Had a question or two about the backcountry skiing on Pikes. I'm producing a vacation travel series for the Fine Living network and we're considering a piece about driving or taking the cog up Pikes Peak and skiing/riding down. I've lived in Colorado Springs for the past year and I've seen how the snow patterns are kind of unpredictable, and of course we're concerned with safety on the show. I understand that bc skiing is inherently dangerous, but how does Pikes Peak compare to the backcountry of mountain country?
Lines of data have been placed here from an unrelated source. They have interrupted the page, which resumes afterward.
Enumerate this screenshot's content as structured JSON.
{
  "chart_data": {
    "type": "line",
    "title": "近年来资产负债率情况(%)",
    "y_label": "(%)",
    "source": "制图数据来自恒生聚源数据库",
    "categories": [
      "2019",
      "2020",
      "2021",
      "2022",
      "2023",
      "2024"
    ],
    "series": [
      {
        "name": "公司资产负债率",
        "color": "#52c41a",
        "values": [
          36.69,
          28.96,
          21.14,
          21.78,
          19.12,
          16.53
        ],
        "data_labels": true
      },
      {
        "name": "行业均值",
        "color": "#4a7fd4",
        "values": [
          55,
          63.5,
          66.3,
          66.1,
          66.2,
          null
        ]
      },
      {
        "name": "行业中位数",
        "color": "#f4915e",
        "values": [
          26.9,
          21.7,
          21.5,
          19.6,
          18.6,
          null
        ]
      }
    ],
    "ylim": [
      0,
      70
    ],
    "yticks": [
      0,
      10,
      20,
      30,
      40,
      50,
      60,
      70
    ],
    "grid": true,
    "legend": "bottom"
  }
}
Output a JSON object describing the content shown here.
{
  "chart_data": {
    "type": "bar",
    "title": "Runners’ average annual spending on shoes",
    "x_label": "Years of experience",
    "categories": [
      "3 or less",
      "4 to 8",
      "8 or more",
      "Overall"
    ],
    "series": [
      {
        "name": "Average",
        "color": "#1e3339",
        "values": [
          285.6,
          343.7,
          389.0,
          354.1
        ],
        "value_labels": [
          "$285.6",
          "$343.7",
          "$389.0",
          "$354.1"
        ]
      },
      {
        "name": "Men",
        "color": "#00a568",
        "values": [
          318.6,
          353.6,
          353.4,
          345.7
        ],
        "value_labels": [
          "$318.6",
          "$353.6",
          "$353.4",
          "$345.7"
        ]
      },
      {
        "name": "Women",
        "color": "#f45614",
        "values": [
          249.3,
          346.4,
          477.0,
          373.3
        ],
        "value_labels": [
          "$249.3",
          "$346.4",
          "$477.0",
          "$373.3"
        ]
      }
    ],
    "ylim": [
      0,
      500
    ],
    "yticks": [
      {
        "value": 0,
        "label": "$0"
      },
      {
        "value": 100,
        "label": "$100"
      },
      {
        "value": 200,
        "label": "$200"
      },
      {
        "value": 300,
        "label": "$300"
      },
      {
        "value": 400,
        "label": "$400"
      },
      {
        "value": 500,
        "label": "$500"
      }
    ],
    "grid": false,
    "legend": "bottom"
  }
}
Any opinions you have would be welcome!

Jen


----------



## iliketohike (Nov 29, 2006)

*bring ur rock skis!*

I lived in C springs for almost 3 years. Of course every year the conditions are different, but there was rarely enough snow to ski the east face. It's bony and the snow drifts and its bony, and once the snow is good, the cog/road is almost definitely closed. I never actually mustered up the motivation to hike it with ski's, but the people I talked to would ski the west face and drive up to where the road closes in the winter, and hike the road. There are a couple good Col's (how do you spell colour?) anyway, one of em is called little Italy i think, but because of the sun, they tend to ice up. The back side it supposed to be better. I know people do it, but I never met any of them that wanted to ski it with me. Mostly I would just hike it with snow shoes in the winter and it gets really cold up there sometimes. So as far as a summit/ski...hope for a good year. Go to Mountain Challet and ask those guys, they're getting it done. C Springs is a better place to climb than ski. You can do that all year.


----------



## COUNT (Jul 5, 2005)

Couloir.


----------



## BastrdSonOfElvis (Mar 24, 2005)

The mountain biking is pretty sweet, too. If you're hellbent on skiing the peak, there is a guide service out of Colo. Springs. They go on expeditions and whatnot. I took an avy class with them last year and it was pretty good (I guess, my first avy class). I can't remember the guy's name, but if you google Pikes Peak Mountain Guide they'll probably come up.


----------



## cbrobin (Jan 21, 2004)

Here is a link to a map of skiing Pike's Peak.

http://www.geocities.com/tradkelly/skipikespeak/skipikespeak.html

Enjoy.
CB


----------



## whatyougetvacations (Nov 27, 2006)

You guys are the best! Thanks! Anyone coming in town in January and want to be on the show?


----------



## BastrdSonOfElvis (Mar 24, 2005)

I remember the guy's name...Jamie Pierce at the Pike's Peak Alpine School. I have no contact info.


----------